[Zope-dev] RFC: Use Zope 3's protection system in Zope 2

Martijn Faassen faassen at infrae.com
Mon Aug 1 04:54:28 EDT 2005


Jim Fulton wrote:
> At:
> 
>   http://www.zope.org/Wikis/DevSite/Proposals/Zope3ProtectionInZope2
> 
> Is a proposal to use Zope 3's protection system in Zope 2.
> 
> I think that the proposed change would provide very significan't
> benefits, although it also presents some risks.
> 
> I'm looking for volunteers to help make this happen,
> peferably this fall.

Cool! Zope 3's security system is definitely quite powerful.

However...

You mean you're hoping this could be in Zope 2.9? Probably not 
surprisingly, you want put in me in the 'skeptics' camp here. :) We 
already have a job on our hands making Zope 2.9's Five work with Zope 
3.2, and actually releasing Zope 3.2 (I'll note that Zope 3.1 is still 
not released as a final). I would strongly urge that this work is done 
on a branch so we can ship Zope 2.9 without it if necessary.
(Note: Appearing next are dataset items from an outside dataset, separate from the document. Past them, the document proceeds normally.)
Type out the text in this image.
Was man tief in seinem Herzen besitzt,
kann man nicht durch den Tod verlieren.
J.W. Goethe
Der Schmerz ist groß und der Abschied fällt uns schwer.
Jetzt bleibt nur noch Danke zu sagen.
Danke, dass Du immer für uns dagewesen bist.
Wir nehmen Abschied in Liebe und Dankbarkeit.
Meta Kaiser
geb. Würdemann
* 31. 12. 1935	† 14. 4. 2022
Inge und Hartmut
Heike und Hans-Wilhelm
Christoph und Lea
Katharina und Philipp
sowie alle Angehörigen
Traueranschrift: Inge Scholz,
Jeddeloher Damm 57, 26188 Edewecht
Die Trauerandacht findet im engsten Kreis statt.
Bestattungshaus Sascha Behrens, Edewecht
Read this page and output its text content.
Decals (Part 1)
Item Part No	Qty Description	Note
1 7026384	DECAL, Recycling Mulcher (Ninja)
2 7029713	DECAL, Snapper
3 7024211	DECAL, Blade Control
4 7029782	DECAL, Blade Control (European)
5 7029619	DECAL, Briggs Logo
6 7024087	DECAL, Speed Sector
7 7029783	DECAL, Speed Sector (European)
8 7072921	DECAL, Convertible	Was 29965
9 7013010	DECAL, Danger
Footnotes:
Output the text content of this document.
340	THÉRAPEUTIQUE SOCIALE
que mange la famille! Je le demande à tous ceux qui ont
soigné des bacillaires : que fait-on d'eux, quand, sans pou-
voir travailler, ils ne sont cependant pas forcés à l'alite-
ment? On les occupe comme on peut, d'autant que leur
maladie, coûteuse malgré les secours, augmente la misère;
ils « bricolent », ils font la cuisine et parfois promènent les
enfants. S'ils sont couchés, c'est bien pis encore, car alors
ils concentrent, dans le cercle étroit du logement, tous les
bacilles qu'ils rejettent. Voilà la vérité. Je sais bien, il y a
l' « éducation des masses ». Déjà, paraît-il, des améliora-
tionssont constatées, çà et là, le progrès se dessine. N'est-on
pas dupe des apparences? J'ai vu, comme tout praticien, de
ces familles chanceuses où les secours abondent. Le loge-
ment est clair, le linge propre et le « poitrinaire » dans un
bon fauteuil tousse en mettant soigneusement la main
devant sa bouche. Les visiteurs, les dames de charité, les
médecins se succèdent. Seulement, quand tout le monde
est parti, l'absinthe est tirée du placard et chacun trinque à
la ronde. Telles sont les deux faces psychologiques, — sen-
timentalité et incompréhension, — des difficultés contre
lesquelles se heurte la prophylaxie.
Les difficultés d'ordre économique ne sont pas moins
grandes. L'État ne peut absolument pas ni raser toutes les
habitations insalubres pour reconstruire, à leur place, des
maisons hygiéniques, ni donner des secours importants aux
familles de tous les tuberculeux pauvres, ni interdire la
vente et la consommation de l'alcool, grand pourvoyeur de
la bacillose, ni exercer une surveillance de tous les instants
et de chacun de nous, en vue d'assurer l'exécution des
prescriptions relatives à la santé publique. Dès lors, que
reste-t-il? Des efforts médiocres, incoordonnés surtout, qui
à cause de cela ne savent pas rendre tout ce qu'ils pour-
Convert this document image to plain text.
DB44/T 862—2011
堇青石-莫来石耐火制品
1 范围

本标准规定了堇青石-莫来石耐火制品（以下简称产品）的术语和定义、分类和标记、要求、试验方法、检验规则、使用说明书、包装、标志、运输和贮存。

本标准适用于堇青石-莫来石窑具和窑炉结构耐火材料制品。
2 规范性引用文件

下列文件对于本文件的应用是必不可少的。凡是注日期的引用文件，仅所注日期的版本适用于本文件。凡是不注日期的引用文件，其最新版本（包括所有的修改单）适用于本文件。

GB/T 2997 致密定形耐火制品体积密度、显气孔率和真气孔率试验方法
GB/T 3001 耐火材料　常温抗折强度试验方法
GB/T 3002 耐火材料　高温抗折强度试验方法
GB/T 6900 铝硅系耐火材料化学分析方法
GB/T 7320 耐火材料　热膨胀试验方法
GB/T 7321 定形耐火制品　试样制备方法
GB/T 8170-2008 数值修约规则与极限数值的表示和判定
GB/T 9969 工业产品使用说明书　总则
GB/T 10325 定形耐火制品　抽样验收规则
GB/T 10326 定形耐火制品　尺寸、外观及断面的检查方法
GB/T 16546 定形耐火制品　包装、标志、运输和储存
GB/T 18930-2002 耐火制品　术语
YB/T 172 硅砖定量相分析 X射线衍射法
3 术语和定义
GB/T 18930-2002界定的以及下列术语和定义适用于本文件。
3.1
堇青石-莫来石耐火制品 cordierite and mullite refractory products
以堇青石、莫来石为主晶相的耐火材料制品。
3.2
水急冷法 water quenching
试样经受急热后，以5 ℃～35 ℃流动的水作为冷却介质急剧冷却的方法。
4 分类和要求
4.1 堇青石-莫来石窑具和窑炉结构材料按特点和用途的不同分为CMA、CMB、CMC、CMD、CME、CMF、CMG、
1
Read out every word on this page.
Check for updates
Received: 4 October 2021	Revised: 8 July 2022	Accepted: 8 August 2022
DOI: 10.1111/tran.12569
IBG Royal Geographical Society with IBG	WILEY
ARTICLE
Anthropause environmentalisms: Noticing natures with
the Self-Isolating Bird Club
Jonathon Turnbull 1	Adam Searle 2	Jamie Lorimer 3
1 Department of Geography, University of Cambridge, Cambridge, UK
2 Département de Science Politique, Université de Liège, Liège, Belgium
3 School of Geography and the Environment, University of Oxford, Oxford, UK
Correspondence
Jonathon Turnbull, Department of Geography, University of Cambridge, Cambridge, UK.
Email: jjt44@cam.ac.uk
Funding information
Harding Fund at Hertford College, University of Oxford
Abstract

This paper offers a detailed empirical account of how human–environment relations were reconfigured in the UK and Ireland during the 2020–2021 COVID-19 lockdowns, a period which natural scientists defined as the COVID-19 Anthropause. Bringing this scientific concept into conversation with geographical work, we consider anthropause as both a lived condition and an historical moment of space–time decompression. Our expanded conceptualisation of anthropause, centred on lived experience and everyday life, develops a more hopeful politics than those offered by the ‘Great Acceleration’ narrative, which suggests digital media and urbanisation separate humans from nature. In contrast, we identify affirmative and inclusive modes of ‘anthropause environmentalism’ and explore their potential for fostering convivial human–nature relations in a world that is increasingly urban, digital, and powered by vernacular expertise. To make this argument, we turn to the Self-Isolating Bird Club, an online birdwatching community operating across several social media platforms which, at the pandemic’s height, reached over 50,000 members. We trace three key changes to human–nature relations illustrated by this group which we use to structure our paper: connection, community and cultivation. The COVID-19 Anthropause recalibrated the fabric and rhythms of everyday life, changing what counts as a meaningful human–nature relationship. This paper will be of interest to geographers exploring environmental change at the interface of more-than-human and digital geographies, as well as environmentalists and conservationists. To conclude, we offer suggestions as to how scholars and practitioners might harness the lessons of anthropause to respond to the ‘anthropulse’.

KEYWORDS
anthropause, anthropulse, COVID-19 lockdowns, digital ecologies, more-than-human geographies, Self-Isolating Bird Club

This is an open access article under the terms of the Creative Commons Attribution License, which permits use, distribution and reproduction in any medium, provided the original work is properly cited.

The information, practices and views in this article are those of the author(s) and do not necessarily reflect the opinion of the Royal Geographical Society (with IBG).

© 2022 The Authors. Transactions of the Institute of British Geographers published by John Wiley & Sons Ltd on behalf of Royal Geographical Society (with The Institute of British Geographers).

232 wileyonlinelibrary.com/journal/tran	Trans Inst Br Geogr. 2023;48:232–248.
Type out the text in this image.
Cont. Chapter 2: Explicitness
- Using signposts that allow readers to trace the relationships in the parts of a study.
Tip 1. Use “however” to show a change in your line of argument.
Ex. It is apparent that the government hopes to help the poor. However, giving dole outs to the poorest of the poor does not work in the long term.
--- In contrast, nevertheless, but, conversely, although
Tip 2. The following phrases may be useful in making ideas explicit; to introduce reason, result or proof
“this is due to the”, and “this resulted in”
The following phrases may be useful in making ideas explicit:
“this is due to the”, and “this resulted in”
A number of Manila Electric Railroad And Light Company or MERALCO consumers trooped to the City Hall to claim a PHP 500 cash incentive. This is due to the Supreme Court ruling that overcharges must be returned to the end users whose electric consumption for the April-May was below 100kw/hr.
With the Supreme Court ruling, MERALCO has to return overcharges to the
I'm definitely worried about backwards compatibility -- how would the 
effect be handled that any filesystem-level Python code in Zope 2 is 
considered trusted, for instance? Would security wrappers be removed 
whenever code is passed along to this level?

Would this also mean a port of the default Zope 3 security policy? I 
guess that isn't possible as the security information is stored quite 
differently. Would this mean we would write a new Zope 2 policy, but 
based on the Zope 3 security policy mechanism, or are we only porting 
the security-wrapper bits for now?

Is any scheme possible where we could introduce this selectively and in 
parallel to the existing mechanisms? Like, for instance, a knob on a 
folderish object that could be turned on so it starts wrapping 
everything thereafter?

I understand that one huge benefit of this change is that we can stop 
maintaining Zope 2's security infrastructure, but a huge benefit of 
doing this in parallel would be that we have some time to really shake 
out bugs without destabilizing everything else. This has worked very 
well with Five so far, as it lets people move at their own speeds. The 
people building the new stuff aren't making life complicated for the 
rest, and neither are the people who are sticking with the existing 
stuff slowing down or discourage the people who want to build new things.